Propulsé comme valeur montante de la bande dessinée hexagonale avec Le goût du chlore, Bastien Vivès est insolent de talent. Dans Polina, il pousse l’épurement au maximum et nous livre un petit chef d’œuvre.

L’histoire de Polina, toute jeune danseuse, démarre d’une façon des plus abruptes, avec son audition d’entrée dans une académie de danse. Elle n’a pas dix ans, les mots sont durs : « Si vous n’êtes pas souple à six ans, vous le serez encore moins à seize ans. La souplesse et la grâce ne s’apprennent pas. C’est un don. Suivante… » On le sait, dans ces milieux, l’excellence se décèle dès le plus jeune âge, suivant un déterminisme contestable.

L’homme qui la juge en impose. Professeur Bojinski. Peu disert, il voit quelque chose en elle. Sa vie, sa carrière, atypiques, se construiront dans l’ombre de cet homme, démiurge lointain et père de substitution. Passant d’une troupe de danse contemporaine expérimentale, sous la houlette de LA référence Mikhail, à une formation plus modeste mélangeant musique et danse, Polina reviendra à son guide, toujours.

Le récit est passionnant, on suit avec plaisir ces moments de vie. Polina grandit, progresse, se cherche. A la manière d’instantanés, Bastien Vivès dresse son histoire par bribes. L’imagination du lecteur comble les vides. Cette chronique de vie, limpide, laisse l’étrange impression d’avoir été écrite sur un coin de table ; et c’est souvent le signe d’un long travail.

Le dessin suit la même trajectoire. Le trait est aérien, vif. Rarement les mouvements auront été si bien rendus, les scènes dansées sont d’une grande finesse, quasi hypnotiques. Ca ma rappelé l’improvisation de Barychnikov au Kirov, dans le film Soleil de nuit, sur une chanson de Vyssotski. Des gestes simples en apparence, mais une énergie et une expressivité incroyables.
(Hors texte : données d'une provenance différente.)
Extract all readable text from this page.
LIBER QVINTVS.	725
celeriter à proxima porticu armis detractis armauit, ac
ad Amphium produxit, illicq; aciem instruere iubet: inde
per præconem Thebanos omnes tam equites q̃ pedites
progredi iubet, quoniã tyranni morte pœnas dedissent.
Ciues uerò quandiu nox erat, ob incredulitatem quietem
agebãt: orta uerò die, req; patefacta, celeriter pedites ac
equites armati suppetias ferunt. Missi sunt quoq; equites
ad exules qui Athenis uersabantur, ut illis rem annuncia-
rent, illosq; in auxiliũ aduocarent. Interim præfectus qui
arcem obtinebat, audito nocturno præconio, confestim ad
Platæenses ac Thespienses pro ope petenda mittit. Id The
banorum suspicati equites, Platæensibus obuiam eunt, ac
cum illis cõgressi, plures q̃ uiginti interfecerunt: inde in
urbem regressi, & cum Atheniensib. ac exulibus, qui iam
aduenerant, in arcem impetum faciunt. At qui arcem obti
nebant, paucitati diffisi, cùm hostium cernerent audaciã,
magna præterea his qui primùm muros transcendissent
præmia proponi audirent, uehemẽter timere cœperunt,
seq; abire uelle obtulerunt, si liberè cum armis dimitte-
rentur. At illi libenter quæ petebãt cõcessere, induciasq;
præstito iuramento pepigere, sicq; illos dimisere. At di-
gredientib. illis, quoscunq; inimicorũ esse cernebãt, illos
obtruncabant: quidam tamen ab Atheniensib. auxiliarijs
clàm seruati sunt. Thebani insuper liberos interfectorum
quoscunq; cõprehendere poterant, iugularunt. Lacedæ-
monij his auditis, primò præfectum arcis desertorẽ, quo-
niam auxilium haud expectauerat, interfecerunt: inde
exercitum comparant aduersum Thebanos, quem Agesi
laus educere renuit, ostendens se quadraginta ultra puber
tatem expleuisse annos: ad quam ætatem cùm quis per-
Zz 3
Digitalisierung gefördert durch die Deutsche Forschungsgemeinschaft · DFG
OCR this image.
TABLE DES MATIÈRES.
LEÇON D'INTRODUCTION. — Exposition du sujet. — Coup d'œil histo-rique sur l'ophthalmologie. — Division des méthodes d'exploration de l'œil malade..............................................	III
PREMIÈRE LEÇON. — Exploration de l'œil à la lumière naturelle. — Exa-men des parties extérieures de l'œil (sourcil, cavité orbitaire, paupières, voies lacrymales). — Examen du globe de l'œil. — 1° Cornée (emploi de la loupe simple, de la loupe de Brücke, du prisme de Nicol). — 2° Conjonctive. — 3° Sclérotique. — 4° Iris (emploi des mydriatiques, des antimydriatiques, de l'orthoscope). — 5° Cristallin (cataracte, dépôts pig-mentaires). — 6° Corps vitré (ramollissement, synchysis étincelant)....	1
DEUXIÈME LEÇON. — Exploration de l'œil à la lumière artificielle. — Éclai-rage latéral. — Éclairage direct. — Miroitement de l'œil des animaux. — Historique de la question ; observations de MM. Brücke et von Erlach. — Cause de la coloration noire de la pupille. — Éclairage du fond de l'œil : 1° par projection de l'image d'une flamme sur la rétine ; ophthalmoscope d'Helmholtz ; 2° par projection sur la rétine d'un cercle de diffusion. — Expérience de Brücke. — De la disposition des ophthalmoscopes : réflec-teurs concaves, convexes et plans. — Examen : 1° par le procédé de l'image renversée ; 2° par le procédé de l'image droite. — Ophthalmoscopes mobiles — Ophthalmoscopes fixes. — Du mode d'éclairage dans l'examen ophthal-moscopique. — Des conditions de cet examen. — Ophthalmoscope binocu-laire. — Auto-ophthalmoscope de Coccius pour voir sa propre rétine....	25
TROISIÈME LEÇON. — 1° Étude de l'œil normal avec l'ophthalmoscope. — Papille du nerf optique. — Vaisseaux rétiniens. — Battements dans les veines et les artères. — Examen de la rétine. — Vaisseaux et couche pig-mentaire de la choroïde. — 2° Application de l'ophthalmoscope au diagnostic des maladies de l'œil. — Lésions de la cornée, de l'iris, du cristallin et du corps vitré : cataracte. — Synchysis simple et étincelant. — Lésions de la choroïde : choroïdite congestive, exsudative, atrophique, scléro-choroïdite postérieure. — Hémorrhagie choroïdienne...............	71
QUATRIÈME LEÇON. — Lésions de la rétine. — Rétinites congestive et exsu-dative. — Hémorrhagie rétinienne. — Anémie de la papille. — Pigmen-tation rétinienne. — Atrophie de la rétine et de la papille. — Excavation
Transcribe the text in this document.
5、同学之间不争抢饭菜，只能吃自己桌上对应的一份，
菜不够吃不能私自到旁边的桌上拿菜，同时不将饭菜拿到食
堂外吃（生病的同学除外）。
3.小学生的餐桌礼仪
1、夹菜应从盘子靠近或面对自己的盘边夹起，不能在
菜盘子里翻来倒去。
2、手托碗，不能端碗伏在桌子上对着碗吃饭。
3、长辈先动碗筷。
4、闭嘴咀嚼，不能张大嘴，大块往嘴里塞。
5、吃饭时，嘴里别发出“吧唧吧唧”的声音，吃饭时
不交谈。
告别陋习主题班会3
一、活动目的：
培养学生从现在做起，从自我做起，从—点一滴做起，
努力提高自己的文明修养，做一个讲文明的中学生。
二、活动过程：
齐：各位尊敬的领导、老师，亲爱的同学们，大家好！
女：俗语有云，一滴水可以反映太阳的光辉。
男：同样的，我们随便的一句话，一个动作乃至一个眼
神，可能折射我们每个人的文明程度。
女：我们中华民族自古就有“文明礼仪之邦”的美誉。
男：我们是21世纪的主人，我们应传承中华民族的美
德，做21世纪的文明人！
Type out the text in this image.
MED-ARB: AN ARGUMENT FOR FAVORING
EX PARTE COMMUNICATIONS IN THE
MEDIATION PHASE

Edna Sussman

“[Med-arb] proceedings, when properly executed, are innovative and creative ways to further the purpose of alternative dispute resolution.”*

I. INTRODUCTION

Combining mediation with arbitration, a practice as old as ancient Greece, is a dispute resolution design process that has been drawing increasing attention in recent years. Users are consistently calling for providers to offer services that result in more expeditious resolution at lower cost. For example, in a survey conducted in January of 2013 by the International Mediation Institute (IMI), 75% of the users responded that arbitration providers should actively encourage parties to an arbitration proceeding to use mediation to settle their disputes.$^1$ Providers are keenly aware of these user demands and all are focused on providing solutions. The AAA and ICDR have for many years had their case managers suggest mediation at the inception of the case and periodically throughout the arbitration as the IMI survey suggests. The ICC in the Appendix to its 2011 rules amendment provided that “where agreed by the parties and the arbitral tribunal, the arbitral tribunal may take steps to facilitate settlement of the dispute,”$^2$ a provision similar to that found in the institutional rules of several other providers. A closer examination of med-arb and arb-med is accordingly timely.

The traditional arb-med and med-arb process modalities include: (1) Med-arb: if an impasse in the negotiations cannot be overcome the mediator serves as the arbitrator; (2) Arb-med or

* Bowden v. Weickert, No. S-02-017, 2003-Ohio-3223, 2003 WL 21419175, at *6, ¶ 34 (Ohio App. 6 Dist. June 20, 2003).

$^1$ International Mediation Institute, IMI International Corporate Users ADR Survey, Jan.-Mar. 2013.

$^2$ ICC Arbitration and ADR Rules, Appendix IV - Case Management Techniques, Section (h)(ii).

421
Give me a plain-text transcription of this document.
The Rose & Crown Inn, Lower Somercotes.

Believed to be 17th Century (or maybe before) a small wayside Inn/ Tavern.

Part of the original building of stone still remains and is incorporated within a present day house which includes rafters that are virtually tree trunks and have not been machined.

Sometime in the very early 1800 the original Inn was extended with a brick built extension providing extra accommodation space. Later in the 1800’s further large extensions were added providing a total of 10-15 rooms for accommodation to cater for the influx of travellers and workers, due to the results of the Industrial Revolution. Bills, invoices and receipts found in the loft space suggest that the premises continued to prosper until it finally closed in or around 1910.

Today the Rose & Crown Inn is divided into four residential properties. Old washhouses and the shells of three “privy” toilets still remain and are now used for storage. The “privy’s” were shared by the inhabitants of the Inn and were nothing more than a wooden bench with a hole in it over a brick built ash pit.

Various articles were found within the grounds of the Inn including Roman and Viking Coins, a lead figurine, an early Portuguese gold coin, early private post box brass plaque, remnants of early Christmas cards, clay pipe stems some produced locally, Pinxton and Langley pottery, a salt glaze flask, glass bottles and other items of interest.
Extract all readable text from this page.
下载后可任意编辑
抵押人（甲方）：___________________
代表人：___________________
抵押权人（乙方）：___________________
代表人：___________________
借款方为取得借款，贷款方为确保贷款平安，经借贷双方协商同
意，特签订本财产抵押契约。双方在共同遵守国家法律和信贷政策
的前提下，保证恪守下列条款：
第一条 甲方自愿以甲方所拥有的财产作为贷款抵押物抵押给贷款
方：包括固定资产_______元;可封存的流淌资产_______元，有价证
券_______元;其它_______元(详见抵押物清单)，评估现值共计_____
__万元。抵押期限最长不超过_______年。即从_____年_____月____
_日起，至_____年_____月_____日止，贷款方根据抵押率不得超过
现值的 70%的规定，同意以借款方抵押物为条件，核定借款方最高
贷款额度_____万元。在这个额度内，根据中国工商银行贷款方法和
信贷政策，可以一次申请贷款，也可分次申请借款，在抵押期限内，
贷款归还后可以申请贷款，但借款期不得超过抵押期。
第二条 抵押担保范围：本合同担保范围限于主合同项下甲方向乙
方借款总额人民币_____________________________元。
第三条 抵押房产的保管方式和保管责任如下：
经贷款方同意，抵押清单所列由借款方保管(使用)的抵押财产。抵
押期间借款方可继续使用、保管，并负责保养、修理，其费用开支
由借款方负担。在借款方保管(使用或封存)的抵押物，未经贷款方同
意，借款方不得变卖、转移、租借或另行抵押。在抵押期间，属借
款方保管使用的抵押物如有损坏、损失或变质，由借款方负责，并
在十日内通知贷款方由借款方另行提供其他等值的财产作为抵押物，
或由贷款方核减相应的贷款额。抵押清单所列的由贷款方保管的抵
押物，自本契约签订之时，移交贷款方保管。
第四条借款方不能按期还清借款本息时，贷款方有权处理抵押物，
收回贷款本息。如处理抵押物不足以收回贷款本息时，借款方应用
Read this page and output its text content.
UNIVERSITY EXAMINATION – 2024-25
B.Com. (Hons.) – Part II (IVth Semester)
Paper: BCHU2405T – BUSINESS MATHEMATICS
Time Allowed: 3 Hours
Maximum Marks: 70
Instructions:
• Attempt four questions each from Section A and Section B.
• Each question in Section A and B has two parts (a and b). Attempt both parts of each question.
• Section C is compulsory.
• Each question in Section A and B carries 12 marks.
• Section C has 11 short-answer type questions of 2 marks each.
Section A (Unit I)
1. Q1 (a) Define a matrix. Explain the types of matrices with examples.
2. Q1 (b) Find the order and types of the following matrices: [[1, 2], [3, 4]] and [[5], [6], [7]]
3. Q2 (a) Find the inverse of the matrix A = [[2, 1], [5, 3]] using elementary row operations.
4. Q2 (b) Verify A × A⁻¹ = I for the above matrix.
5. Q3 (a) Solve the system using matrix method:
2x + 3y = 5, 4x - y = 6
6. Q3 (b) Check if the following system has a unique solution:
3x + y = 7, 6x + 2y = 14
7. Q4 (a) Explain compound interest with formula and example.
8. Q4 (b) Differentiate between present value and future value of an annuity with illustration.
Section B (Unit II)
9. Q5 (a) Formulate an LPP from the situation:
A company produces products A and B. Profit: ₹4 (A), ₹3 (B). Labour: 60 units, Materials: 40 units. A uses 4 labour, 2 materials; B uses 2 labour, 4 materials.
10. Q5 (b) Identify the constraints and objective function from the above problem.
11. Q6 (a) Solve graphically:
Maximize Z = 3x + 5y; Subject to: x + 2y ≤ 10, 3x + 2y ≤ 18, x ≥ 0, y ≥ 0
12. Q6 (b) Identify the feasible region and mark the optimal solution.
Polina est un récit magnifique. La complexité des rapports maître-élève, parce que c’est de cela qu’il s’agit, rappelle La confusion des sentiments de Stefan Zweig. Je ne sais pas dans quelle mesure il s’inspire de la vie de Polina Semionova, mais il est sûr qu’influencer un tel album vaut bien une médaille de concours international. Bastien Vivès s’exprime tout en toucher, tout en finesse. Vous voulez de la grâce, lisez Vivès et oubliez Black Swan. Sérieusement.



Scénario & Dessins : Bastien Vivès - Editeur : Casterman - Collection KSTR - Récit complet.